Even there, it would gather a “cushion” of air inside it, that should divert most of the actual air from touching the chute itself. And the heat the parachute does capture would be radiated away much better than from a small heat shield because of the large surface area.

Blunt bodies are already fairly efficient at dissipating heat. This NASA document suggests that 90% of the thermal load from them is removed by the bow shock. Only the remaining 10% has to be dealt with by materials. The envelope would have to be even more efficient than that to be useful. I suspect that the cables which must penetrate the bow shock will be interesting engineering challenges.

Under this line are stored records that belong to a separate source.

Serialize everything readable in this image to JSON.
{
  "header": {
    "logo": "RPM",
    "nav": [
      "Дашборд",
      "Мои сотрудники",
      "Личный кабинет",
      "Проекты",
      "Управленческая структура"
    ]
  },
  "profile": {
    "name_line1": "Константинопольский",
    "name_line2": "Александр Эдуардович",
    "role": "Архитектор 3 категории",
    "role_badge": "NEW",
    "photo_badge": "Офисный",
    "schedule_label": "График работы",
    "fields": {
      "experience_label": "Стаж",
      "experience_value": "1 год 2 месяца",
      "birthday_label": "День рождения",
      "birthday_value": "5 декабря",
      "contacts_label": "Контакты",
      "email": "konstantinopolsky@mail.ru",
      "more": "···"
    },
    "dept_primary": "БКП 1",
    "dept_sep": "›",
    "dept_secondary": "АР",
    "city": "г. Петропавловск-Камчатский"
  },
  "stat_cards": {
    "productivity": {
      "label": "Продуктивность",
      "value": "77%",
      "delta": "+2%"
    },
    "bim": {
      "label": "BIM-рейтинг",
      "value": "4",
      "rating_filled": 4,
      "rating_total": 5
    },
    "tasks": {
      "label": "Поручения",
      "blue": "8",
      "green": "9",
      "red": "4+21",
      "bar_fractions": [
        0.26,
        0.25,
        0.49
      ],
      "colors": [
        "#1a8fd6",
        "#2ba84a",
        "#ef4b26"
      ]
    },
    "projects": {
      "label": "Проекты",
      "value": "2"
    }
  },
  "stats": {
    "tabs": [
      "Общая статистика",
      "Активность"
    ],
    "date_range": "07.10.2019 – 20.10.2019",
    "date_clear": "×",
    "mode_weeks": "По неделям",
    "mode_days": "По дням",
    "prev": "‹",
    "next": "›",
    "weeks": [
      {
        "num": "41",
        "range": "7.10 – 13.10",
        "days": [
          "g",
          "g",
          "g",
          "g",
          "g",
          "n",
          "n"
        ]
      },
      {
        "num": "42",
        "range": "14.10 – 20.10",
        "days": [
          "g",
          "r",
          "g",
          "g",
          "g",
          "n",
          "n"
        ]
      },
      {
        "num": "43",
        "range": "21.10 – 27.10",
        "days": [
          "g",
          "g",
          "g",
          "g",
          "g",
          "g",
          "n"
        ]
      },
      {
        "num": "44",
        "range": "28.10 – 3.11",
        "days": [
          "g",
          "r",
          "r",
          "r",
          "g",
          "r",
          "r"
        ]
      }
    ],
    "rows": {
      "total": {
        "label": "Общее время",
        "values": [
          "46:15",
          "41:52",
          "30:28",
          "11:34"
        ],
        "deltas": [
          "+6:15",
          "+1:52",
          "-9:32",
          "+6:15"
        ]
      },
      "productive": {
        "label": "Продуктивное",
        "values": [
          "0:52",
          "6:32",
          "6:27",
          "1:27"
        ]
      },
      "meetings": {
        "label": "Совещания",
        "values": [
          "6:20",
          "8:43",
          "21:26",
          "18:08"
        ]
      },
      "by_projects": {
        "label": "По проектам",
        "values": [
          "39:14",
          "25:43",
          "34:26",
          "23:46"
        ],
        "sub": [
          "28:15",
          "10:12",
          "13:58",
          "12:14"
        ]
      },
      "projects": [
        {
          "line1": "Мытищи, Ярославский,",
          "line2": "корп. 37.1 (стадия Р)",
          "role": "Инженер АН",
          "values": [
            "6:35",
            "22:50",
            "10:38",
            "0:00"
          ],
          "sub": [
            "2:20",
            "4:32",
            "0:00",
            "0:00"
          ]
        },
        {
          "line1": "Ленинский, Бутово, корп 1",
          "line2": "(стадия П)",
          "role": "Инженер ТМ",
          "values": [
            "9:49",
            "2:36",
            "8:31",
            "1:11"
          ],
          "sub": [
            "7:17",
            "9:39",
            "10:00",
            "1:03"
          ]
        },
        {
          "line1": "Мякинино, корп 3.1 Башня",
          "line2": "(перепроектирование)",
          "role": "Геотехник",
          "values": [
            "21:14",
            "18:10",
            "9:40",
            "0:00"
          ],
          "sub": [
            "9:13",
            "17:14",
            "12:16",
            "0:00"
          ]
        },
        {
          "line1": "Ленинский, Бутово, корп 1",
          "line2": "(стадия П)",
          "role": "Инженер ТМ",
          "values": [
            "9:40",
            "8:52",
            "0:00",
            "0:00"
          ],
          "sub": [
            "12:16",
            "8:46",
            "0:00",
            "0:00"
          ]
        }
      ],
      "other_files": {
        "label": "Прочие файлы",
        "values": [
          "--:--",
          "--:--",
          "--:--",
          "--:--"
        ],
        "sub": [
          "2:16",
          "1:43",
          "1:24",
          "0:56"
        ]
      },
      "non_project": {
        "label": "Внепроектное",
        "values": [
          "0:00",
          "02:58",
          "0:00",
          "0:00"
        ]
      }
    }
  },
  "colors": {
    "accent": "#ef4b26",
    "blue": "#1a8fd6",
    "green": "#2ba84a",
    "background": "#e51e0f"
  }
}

• Inflatable aerodynamic reentry vehicles are a thing though. Both NASA has invested in HIAD / IRVE systems and actually flown them and China/CASC has developed the same tech. Not sure that an inflatable lifting body wouldn't quite work. – kert Sep 3 '18 at 23:27

You want to "do most of the braking very high up in the atmosphere where the density is still extremely low" using a parachute?

If you want to leave orbit and stay high up in the atmosphere until the reentry body is slow, you need a wing instead of a parachute to generate the lift force neccessary to stay high during slow down. You got to replace the decreasing centrifugal force by increasing aerodynamic lift.

This wing should work in a very thin atmosphere over a very large speed range from hypersonic to sonic or even subsonic. The wing should have a gigantic area and should adapt itself to the speed by modification of shape and area. The lift-to-drag ratio should be very good to loose height slowly.

But we should think also about energy conservation. The kinetic energy of the orbital velocity must be transformed into another form of energy. Electrical, mechanical or chemical energy is impossible as the resulting energy. Therefore heat is the only form of energy the energy of orbital velocity may be transformed to.

You would need a magic process to transfer the heat to a very thin atmosphere without heating the parachute, wing or paraglider too much. The transfer to heat should be done in a short time before entering the denser parts of the atmosphere.

• What is your opinion on the scenario I simulated, where the parachute accomplishes the braking without lift, above 60 km with <8 g of peak deceleration? – leftaroundabout Aug 31 '18 at 12:06
• – James Jenkins Aug 31 '18 at 12:28
• @Uwe what do you mean by modification of shape? – qq jkztd May 2 '19 at 18:38
• @qqjkztd By modification of shape I mean something like a variable sweep wing – Uwe May 2 '19 at 18:59

Technically speaking, USAF Col. Joseph Kittinger did parachute from near-space during Project Excelsior in 1959-1960. He ascended in a balloon and descended by parachute, over several missions, the highest of which was 31 km (19 mi) above sea level. In 2012, Felix Baumgartner broke the record with a fall of 39 km (24 mi), and reaching a speed of Mach 1.25. Although neither record is above the 100 km Karman line of "space", it demonstrates that altitude itself is not an issue.

Practically speaking, velocity does matter, as the question points out. These attempts were glorified skydiving, and didn't have to deal with the orbital velocity that a spacecraft has. Parachuting from space should therefore be regarded as a stunt rather than a practical and reliable way to return people from orbit.

Addendum: The was also a proposal called the MOOSE:

The design was proposed by General Electric in the early 1960s. The system was quite compact, weighing 200 lb (91 kg) and fitting inside a suitcase-sized container. It consisted of a small twin-nozzle rocket motor sufficient to deorbit the astronaut, a PET film bag 6 ft (1.8 m) long with a flexible 0.25 in (6.4 mm) ablative heat shield on the back, two pressurized canisters to fill it with polyurethane foam, a parachute, radio equipment and a survival kit.

[...]

However, the MOOSE system was nonetheless always intended as an extreme emergency measure when no other option for returning an astronaut to Earth existed; falling from orbit protected by nothing more than a spacesuit and a bag of foam was unlikely to ever become a particularly safe—or enticing—maneuver.

Neither NASA nor the U.S. Air Force expressed an interest in the MOOSE system, and so by the end of the 1960s, the program was quietly shelved.